The South American cartels also have serious plans to eventually transform West Africa from being a cocaine staging post into an operating base.
Raw coca – grown until very recently solely in South America – obviously has to be refined into pure cocaine. In the past this process usually occurred in South America. But recent seizures of crack cocaine in West Africa suggest that chemical processing is already starting to take place there.
Even more significantly, the cartels also have plans to cultivate their own raw coca plant in West Africa by setting up new coca plantations. The area’s climate had always been considered unsuitable for coca cultivation until the emergence of a new strain of coca plant originally developed to be grown in the moist jungle regions close to the Amazon – and which we’ve already seen growing in Panama. Many in Latin America believe that the new type of coca plant would thrive in West Africa.
Such ‘home produced’ cocaine would be a first for Africa. It is a potential goldmine for the cartels because it would cut out the most expensive part of their manufacturing process, which is the transportation of cocaine across the Atlantic Ocean.
One ex-trafficker told me the South Americans have already begun experimental ‘grows’ in isolated areas of West Africa as ‘pilot projects’.
So, with at least three so-called ‘narco-states’ in the region now said to be virtually under the control of the South American cartels, I talked to some of the gangsters involved in turning this area into such an important hub for cocaine.
CHAPTER 34
MARCO
Cocaine trafficker Marco – now based in Spain – told me he ‘ran’ six airliners across the Atlantic from South and
Central America to West Africa during an eighteen-month period between 2009 and early 2011.
Before then, only light aircraft – often twin-engined Cessna 441s – would take off from transit points (usually in Venezuela) laden with cocaine produced in the rainforests of neighbouring Colombia and Peru.
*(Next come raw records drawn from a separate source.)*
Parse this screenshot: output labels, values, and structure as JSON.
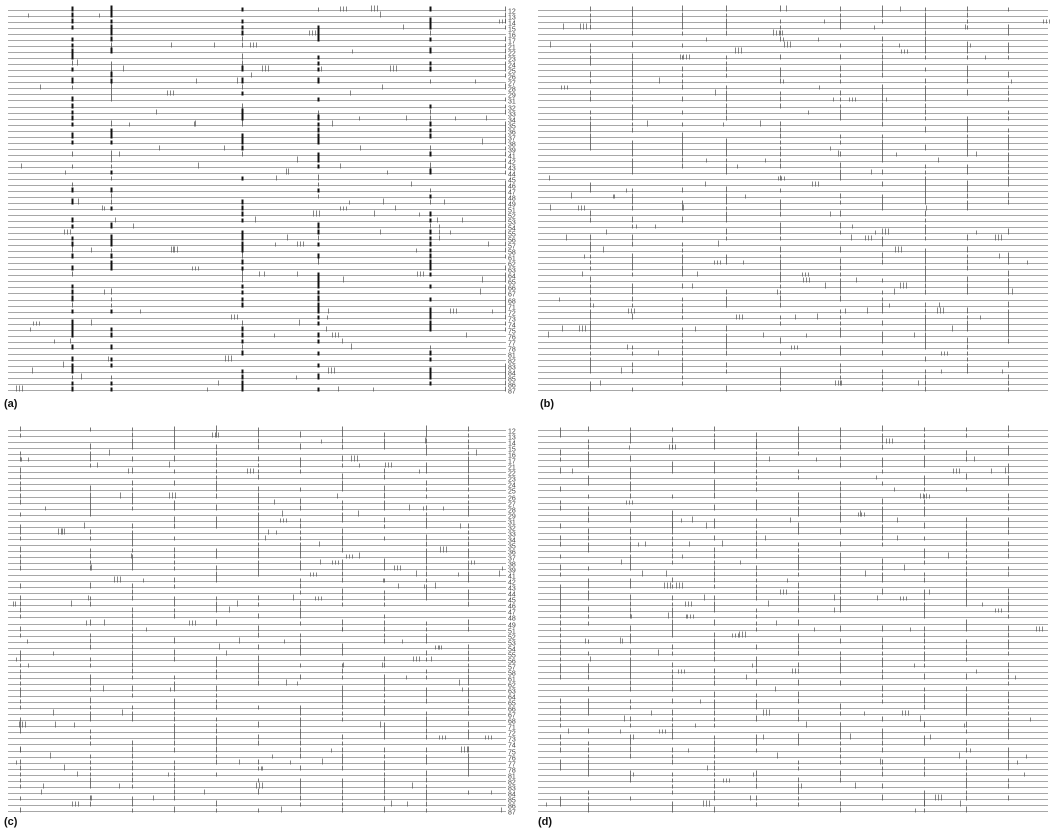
{
  "figure": {
    "panels": [
      {
        "id": "a",
        "label": "(a)",
        "row_labels_shown": true
      },
      {
        "id": "b",
        "label": "(b)",
        "row_labels_shown": false
      },
      {
        "id": "c",
        "label": "(c)",
        "row_labels_shown": true
      },
      {
        "id": "d",
        "label": "(d)",
        "row_labels_shown": false
      }
    ],
    "row_labels": [
      "12",
      "13",
      "14",
      "15",
      "16",
      "17",
      "21",
      "22",
      "23",
      "24",
      "25",
      "26",
      "27",
      "28",
      "29",
      "31",
      "32",
      "33",
      "34",
      "35",
      "36",
      "37",
      "38",
      "39",
      "41",
      "42",
      "43",
      "44",
      "45",
      "46",
      "47",
      "48",
      "49",
      "51",
      "52",
      "53",
      "54",
      "55",
      "56",
      "57",
      "58",
      "61",
      "62",
      "63",
      "64",
      "65",
      "66",
      "67",
      "68",
      "71",
      "72",
      "73",
      "74",
      "75",
      "76",
      "77",
      "78",
      "81",
      "82",
      "83",
      "84",
      "85",
      "86",
      "87"
    ],
    "colors": {
      "line": "#8a8a8a",
      "tick": "#555555",
      "dark": "#111111",
      "label": "#444444"
    }
  }
}
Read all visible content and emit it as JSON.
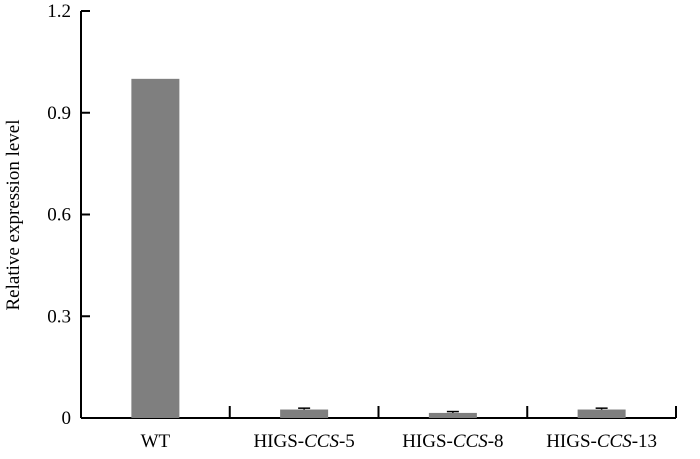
{
  "chart_data": {
    "type": "bar",
    "title": "",
    "xlabel": "",
    "ylabel": "Relative expression level",
    "ylim": [
      0,
      1.2
    ],
    "yticks": [
      "0",
      "0.3",
      "0.6",
      "0.9",
      "1.2"
    ],
    "ytick_values": [
      0,
      0.3,
      0.6,
      0.9,
      1.2
    ],
    "grid": false,
    "legend": "none",
    "categories": [
      {
        "plain": "WT",
        "prefix": "WT",
        "italic": "",
        "suffix": ""
      },
      {
        "plain": "HIGS-CCS-5",
        "prefix": "HIGS-",
        "italic": "CCS",
        "suffix": "-5"
      },
      {
        "plain": "HIGS-CCS-8",
        "prefix": "HIGS-",
        "italic": "CCS",
        "suffix": "-8"
      },
      {
        "plain": "HIGS-CCS-13",
        "prefix": "HIGS-",
        "italic": "CCS",
        "suffix": "-13"
      }
    ],
    "values": [
      1.0,
      0.025,
      0.015,
      0.025
    ],
    "errors": [
      0,
      0.004,
      0.004,
      0.004
    ],
    "bar_color": "#7f7f7f",
    "axis_color": "#000000"
  }
}
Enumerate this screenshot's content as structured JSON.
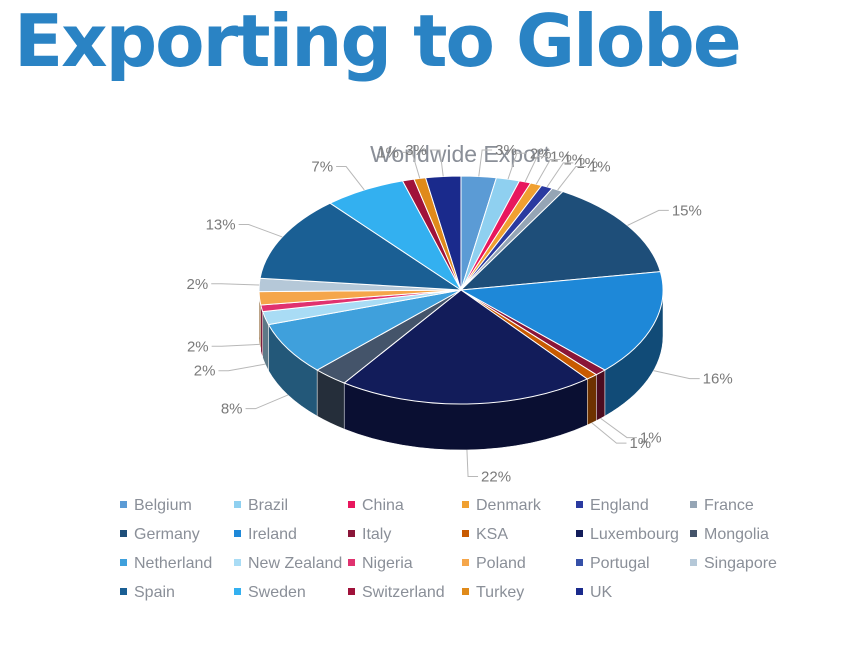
{
  "page": {
    "title": "Exporting to Globe"
  },
  "chart_data": {
    "type": "pie",
    "title": "Worldwide Export",
    "legend_position": "bottom",
    "three_d": true,
    "categories": [
      "Belgium",
      "Brazil",
      "China",
      "Denmark",
      "England",
      "France",
      "Germany",
      "Ireland",
      "Italy",
      "KSA",
      "Luxembourg",
      "Mongolia",
      "Netherland",
      "New Zealand",
      "Nigeria",
      "Poland",
      "Portugal",
      "Singapore",
      "Spain",
      "Sweden",
      "Switzerland",
      "Turkey",
      "UK"
    ],
    "colors": [
      "#5b9bd5",
      "#8fd0f0",
      "#e8175d",
      "#f0a030",
      "#2a3aa0",
      "#95a5b5",
      "#1e4e79",
      "#1e88d8",
      "#8a1538",
      "#c85a00",
      "#121c5a",
      "#44546a",
      "#3fa0dc",
      "#a9dcf5",
      "#e0326f",
      "#f5a64a",
      "#3550a8",
      "#b5c8d8",
      "#1a5f94",
      "#33b0f0",
      "#a0123a",
      "#e08a1a",
      "#1a2a8c"
    ],
    "slices": [
      {
        "name": "Belgium",
        "value": 3,
        "label": "3%"
      },
      {
        "name": "Brazil",
        "value": 2,
        "label": "2%"
      },
      {
        "name": "China",
        "value": 1,
        "label": "1%"
      },
      {
        "name": "Denmark",
        "value": 1,
        "label": "1%"
      },
      {
        "name": "England",
        "value": 1,
        "label": "1%"
      },
      {
        "name": "France",
        "value": 1,
        "label": "1%"
      },
      {
        "name": "Germany",
        "value": 15,
        "label": "15%"
      },
      {
        "name": "Ireland",
        "value": 16,
        "label": "16%"
      },
      {
        "name": "Italy",
        "value": 1,
        "label": "1%"
      },
      {
        "name": "KSA",
        "value": 1,
        "label": "1%"
      },
      {
        "name": "Luxembourg",
        "value": 22,
        "label": "22%"
      },
      {
        "name": "Mongolia",
        "value": 3,
        "label": ""
      },
      {
        "name": "Netherland",
        "value": 8,
        "label": "8%"
      },
      {
        "name": "New Zealand",
        "value": 2,
        "label": "2%"
      },
      {
        "name": "Nigeria",
        "value": 1,
        "label": ""
      },
      {
        "name": "Poland",
        "value": 2,
        "label": "2%"
      },
      {
        "name": "Portugal",
        "value": 0,
        "label": ""
      },
      {
        "name": "Singapore",
        "value": 2,
        "label": "2%"
      },
      {
        "name": "Spain",
        "value": 13,
        "label": "13%"
      },
      {
        "name": "Sweden",
        "value": 7,
        "label": "7%"
      },
      {
        "name": "Switzerland",
        "value": 1,
        "label": ""
      },
      {
        "name": "Turkey",
        "value": 1,
        "label": "1%"
      },
      {
        "name": "UK",
        "value": 3,
        "label": "3%"
      }
    ]
  }
}
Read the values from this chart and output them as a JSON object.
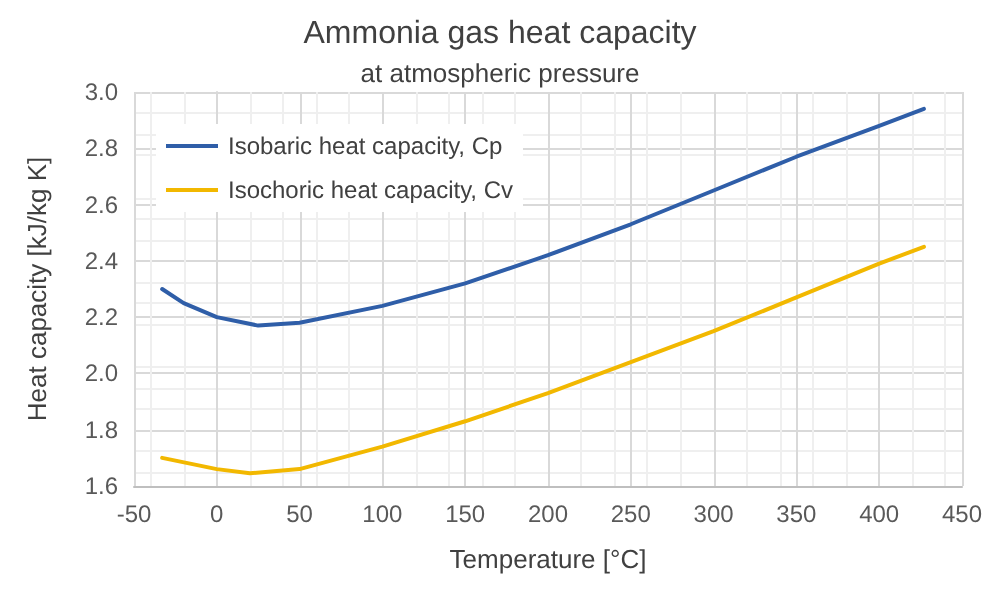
{
  "chart_data": {
    "type": "line",
    "title": "Ammonia gas heat capacity",
    "subtitle": "at atmospheric pressure",
    "xlabel": "Temperature [°C]",
    "ylabel": "Heat capacity [kJ/kg K]",
    "xlim": [
      -50,
      450
    ],
    "xticks": [
      -50,
      0,
      50,
      100,
      150,
      200,
      250,
      300,
      350,
      400,
      450
    ],
    "ylim": [
      1.6,
      3.0
    ],
    "yticks": [
      1.6,
      1.8,
      {
        "value": 2,
        "label": "2.0"
      },
      2.2,
      2.4,
      2.6,
      2.8,
      {
        "value": 3,
        "label": "3.0"
      }
    ],
    "grid": true,
    "legend": "top left",
    "marker": "none",
    "line_style": "solid",
    "series": [
      {
        "name": "Isobaric heat capacity, Cp",
        "color": "#2f5ea8",
        "x": [
          -33,
          -20,
          0,
          25,
          50,
          100,
          150,
          200,
          250,
          300,
          350,
          400,
          427
        ],
        "values": [
          2.3,
          2.25,
          2.2,
          2.17,
          2.18,
          2.24,
          2.32,
          2.42,
          2.53,
          2.65,
          2.77,
          2.88,
          2.94
        ]
      },
      {
        "name": "Isochoric heat capacity, Cv",
        "color": "#f2b800",
        "x": [
          -33,
          0,
          20,
          50,
          100,
          150,
          200,
          250,
          300,
          350,
          400,
          427
        ],
        "values": [
          1.7,
          1.66,
          1.645,
          1.66,
          1.74,
          1.83,
          1.93,
          2.04,
          2.15,
          2.27,
          2.39,
          2.45
        ]
      }
    ]
  }
}
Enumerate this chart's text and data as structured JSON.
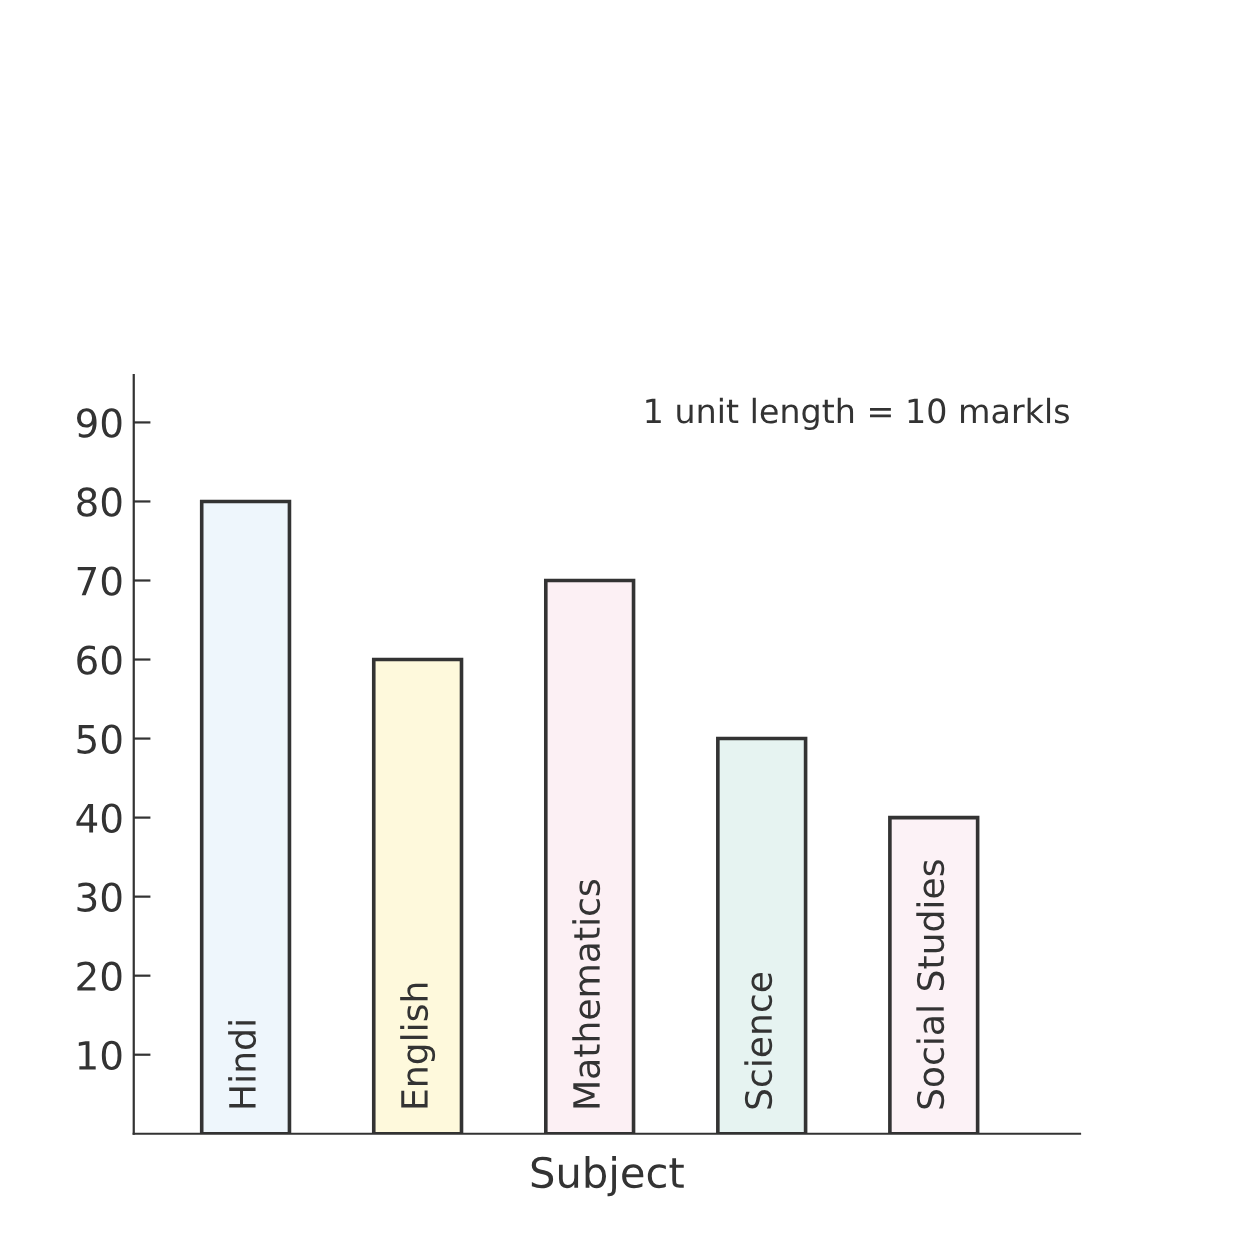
{
  "chart_data": {
    "type": "bar",
    "xlabel": "Subject",
    "categories": [
      "Hindi",
      "English",
      "Mathematics",
      "Science",
      "Social Studies"
    ],
    "values": [
      80,
      60,
      70,
      50,
      40
    ],
    "colors": [
      "#eef6fc",
      "#fef9dc",
      "#fcf0f4",
      "#e6f3f1",
      "#fcf2f6"
    ],
    "ylim": [
      0,
      96
    ],
    "yticks": [
      10,
      20,
      30,
      40,
      50,
      60,
      70,
      80,
      90
    ],
    "annotations": [
      "1 unit length = 10 markls"
    ],
    "grid": false,
    "legend": false
  }
}
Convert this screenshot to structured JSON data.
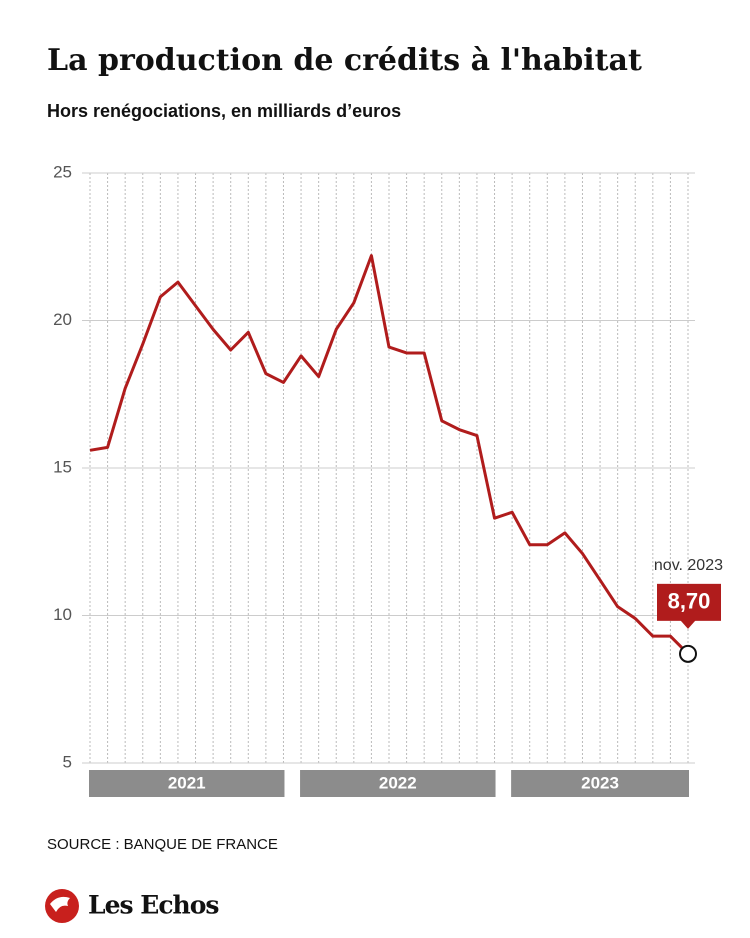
{
  "chart_data": {
    "type": "line",
    "title": "La production de crédits à l'habitat",
    "subtitle": "Hors renégociations, en milliards d’euros",
    "categories": [
      null,
      null,
      null,
      null,
      null,
      null,
      null,
      null,
      null,
      null,
      null,
      null,
      null,
      null,
      null,
      null,
      null,
      null,
      null,
      null,
      null,
      null,
      null,
      null,
      null,
      null,
      null,
      null,
      null,
      null,
      null,
      null,
      null,
      null,
      null
    ],
    "groups": [
      {
        "label": "2021",
        "count": 12
      },
      {
        "label": "2022",
        "count": 12
      },
      {
        "label": "2023",
        "count": 11
      }
    ],
    "series": [
      {
        "name": "Production de crédits",
        "color": "#b01c1c",
        "values": [
          15.6,
          15.7,
          17.7,
          19.2,
          20.8,
          21.3,
          20.5,
          19.7,
          19.0,
          19.6,
          18.2,
          17.9,
          18.8,
          18.1,
          19.7,
          20.6,
          22.2,
          19.1,
          18.9,
          18.9,
          16.6,
          16.3,
          16.1,
          13.3,
          13.5,
          12.4,
          12.4,
          12.8,
          12.1,
          11.2,
          10.3,
          9.9,
          9.3,
          9.3,
          8.7
        ],
        "value_labels": [
          null,
          null,
          null,
          null,
          null,
          null,
          null,
          null,
          null,
          null,
          null,
          null,
          null,
          null,
          null,
          null,
          null,
          null,
          null,
          null,
          null,
          null,
          null,
          null,
          null,
          null,
          null,
          null,
          null,
          null,
          null,
          null,
          null,
          null,
          "8,70"
        ]
      }
    ],
    "annotation": "nov. 2023",
    "ylim": [
      5,
      25
    ],
    "yticks": [
      5,
      10,
      15,
      20,
      25
    ],
    "grid": true,
    "source": "SOURCE : BANQUE DE FRANCE",
    "brand": "Les Echos"
  }
}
To extend their range, the planes were packed with plastic containers filled with aviation fuel.
These small aircraft then flew across the Atlantic, often with one crew member furiously pumping extra fuel into the engines. Having landed on a bush airstrip on the West African coast, the plane’s valuable cargo would be unloaded for onward trafficking to Europe.
But, says Marco, the cartels wanted bigger, better ways to transport their coke and they believed using larger planes would be far more financially viable. He explained: ‘In any case, more than half those light aircraft flights ended in disaster with pilots either crashing or ditching their planes because they were either loaded with too much or too little fuel.’
Marco went on: ‘So the cartels started buying up secondhand airliners. It made complete sense. The main attraction to the cartels is that there is no radar coverage over the ocean, meaning big aircraft can cross the Atlantic virtually undetected. The sky’s the limit.’
So ‘Air Cocaine’ was born. It was a remarkable development – even by the cartels’ standards – because of the distances involved and the complexity of flying big jets. A trip from Venezuela to West Africa is about 3,400 miles.
‘But they’re ludicrously cheap to buy second hand and actually create less suspicion than smaller craft,’ says Marco. ‘The pilots are paid hundreds of thousands of dollars just for one flight. They make more in a week than most pilots make in a year.’